The Davis factors expand on the Armstrong factors in several significant ways:

  • In addition to “the reasonable needs of the parties,” the court is to consider the reasonable needs of the child. This is significant because it opens the door to evidence about the impact that a child has not only on the expense and availability of child care, as set out in Armstrong, but also to the other needs of the child above and beyond child support, and how those needs impact the alimony recipient’s living expenses.
  • In addition to the Armstrong “tax consequences of the spousal support order,” Davis directs the court to consider the amount of income taxes the respective parties must pay on their incomes. Under Davis, the trial court must address not only the tax consequences, such as deductability, but also the availability of refunds, deductions, exemptions and other factors that influence income taxes upward or downward.
  • The fact that “the wife” (read “payee”) has free use of the home, furnishings and automobile is included as a factor. Granted, it has long been the law in Mississippi that those items are considered as part of the spousal support package, but the inclusion as a factor to be considered promotes it to a higher level of consideration.

It can be argued that Davis does not really add anything new to Armstrong. That may be so, and most attorneys, in presenting their Armstrong proof cover the same bases (except for income tax proof, which lawyers rarely touch on) for the most part. Still, I think it’s worth adding these to your portfolio of useful checklists. After all, in affirming the chancellor in Pecanty, Judge Fair noted with favor that she ” … addressed the seventeen factors set out in Davis … ” If he (and the rest of the COA) considered them noteworthy, we would be wise to do the same.

REVISITING TRIAL CHECKLISTS

November 22, 2011 § 2 Comments

Every few months I try to remind lawyers about the importance of putting on proof of the factors spelled out by the appellate courts that are required to make your case. This may also come in handy for any newcomers who haven’t stumbled on prior posts on the subject. 
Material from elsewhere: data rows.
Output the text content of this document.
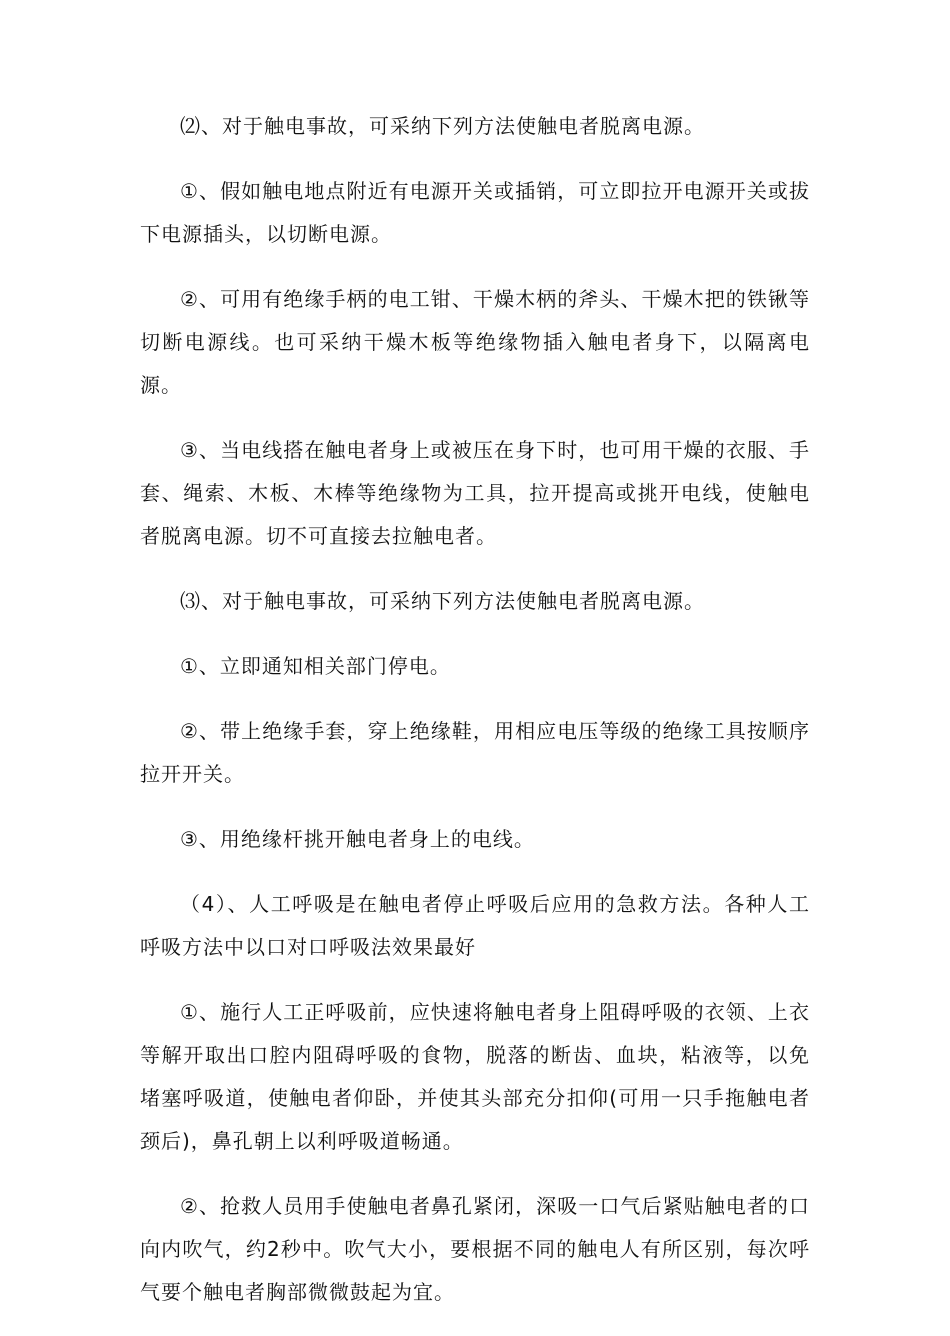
⑵、对于触电事故，可采纳下列方法使触电者脱离电源。

①、假如触电地点附近有电源开关或插销，可立即拉开电源开关或拔下电源插头，以切断电源。

②、可用有绝缘手柄的电工钳、干燥木柄的斧头、干燥木把的铁锹等切断电源线。也可采纳干燥木板等绝缘物插入触电者身下，以隔离电源。

③、当电线搭在触电者身上或被压在身下时，也可用干燥的衣服、手套、绳索、木板、木棒等绝缘物为工具，拉开提高或挑开电线，使触电者脱离电源。切不可直接去拉触电者。

⑶、对于触电事故，可采纳下列方法使触电者脱离电源。

①、立即通知相关部门停电。

②、带上绝缘手套，穿上绝缘鞋，用相应电压等级的绝缘工具按顺序拉开开关。

③、用绝缘杆挑开触电者身上的电线。

（4）、人工呼吸是在触电者停止呼吸后应用的急救方法。各种人工呼吸方法中以口对口呼吸法效果最好

①、施行人工正呼吸前，应快速将触电者身上阻碍呼吸的衣领、上衣等解开取出口腔内阻碍呼吸的食物，脱落的断齿、血块，粘液等，以免堵塞呼吸道，使触电者仰卧，并使其头部充分扣仰(可用一只手拖触电者颈后)，鼻孔朝上以利呼吸道畅通。

②、抢救人员用手使触电者鼻孔紧闭，深吸一口气后紧贴触电者的口向内吹气，约2秒中。吹气大小，要根据不同的触电人有所区别，每次呼气要个触电者胸部微微鼓起为宜。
 I’ve referred to it as trial by checklist.  If you’re not putting on proof of the factors when they apply in your case, you are wasting your and the court’s time, as well as your client’s money, and you are committing malpractice to boot. 

Many lawyers have told me that they print out these checklists and use them at trial.  I encourage you to copy these checklists and use them in your trial notebooks.  And while you’re at it, you’re free to copy any post for your own personal use, but not for commercial use.  Lawyers have told me that they are building notebooks tabbed with various subjects and inserting copies of my posts (along with other useful material, I imagine).  Good.  If it improves practice and makes your (and my) job easier and more effective, I’m all for it. 

Here is a list of links to the checklists I’ve posted:

Attorney’s fees.

Attorney’s fees in an estate.

Adverse possession.

Child custody.

Closing an estate.

Doing an accounting in a probate matter.

Grandparent visitation.

Equitable distribution.

Income tax dependency exemption.

Modification of child support.

Periodic and rehabilitative alimony.

Lump sum alimony.

Separate maintenance.

To make it easier to find checklists, I’ve added a category that you can search by using the category search tool on the right side of the page.

Next time the court denies your claim for attorney’s fees or for your client to claim the tax exemption for the children, ask yourself whether you put on the necessary proof. Not only is it crucial to your case at trial to prove all of the applicable factors, but you can’t expect to have a prayer on appeal without the requisite proof in the record.